Hi. Thank you for your reply.

  1. nvinfer config file attached. config_infer_primary (copy).txt (967 Bytes)

did you set enable-dla and use-dla-core? → I used enable-dla

  1. Error on my part to call it an error! :)
    However, I want to push this workload onto the DLA, so as to free up GPU load for other functionality. Here the DLA is failing and its falling back onto the GPU.

Look forward to your response.

from the logs, DLA does not support FP32 precision type. are that “output_bbox/bias” layer FP32 precision type? are all layer FP32 precision type?

In the config file I specified it for FP16.

0=FP32, 1=INT8, 2=FP16 mode

network-mode=2

Is this something I would need to do before exporting the etlt from Tao?

Please refer to Transfer Learning Toolkit DLA warning messages - #7 by Morganh
Actually you can ignore the warning info which mentions that the layer does not support DLA.
The layer have been fused into another layer which DLA supports.

Hi Morgan,

I set the following relevant settings in the config file:

enable-dla=1
use-dla-core=0
infer-dims=3;384;1248 (do I need to reduce this size? )

DLA core seems to have been activated when I used JTOP to visualize what is happening, however, there is still significant GPU usage.

I’ve attached the output log here:
log.txt (64.0 KB)

The model I am trying to run is a custom trained detecnet (resenet34 backbone). I have done NO pruning, int8 calib or QAT on this model. Do I need to do any of those?

There is no update from you for a period, assuming this is not an issue any more. Hence we are closing this topic. If need further support, please open a new one. Thanks.
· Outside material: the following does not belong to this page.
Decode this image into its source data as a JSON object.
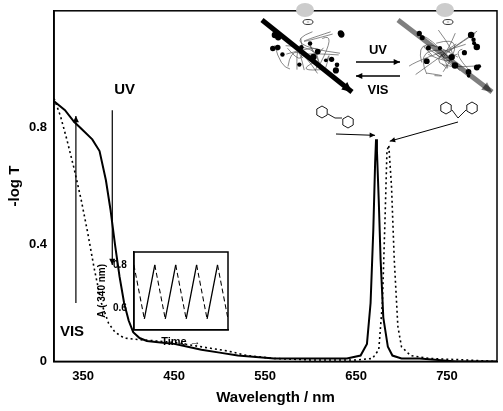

You can run official deepstream_tao_app(GitHub - NVIDIA-AI-IOT/deepstream_tao_apps: Sample apps to demonstrate how to deploy models trained with TAO on DeepStream) along with the peoplenet etlt model
PeopleNet | NVIDIA NGC
Set infer-dims=3;544;960

This topic was automatically closed 14 days after the last reply. New replies are no longer allowed.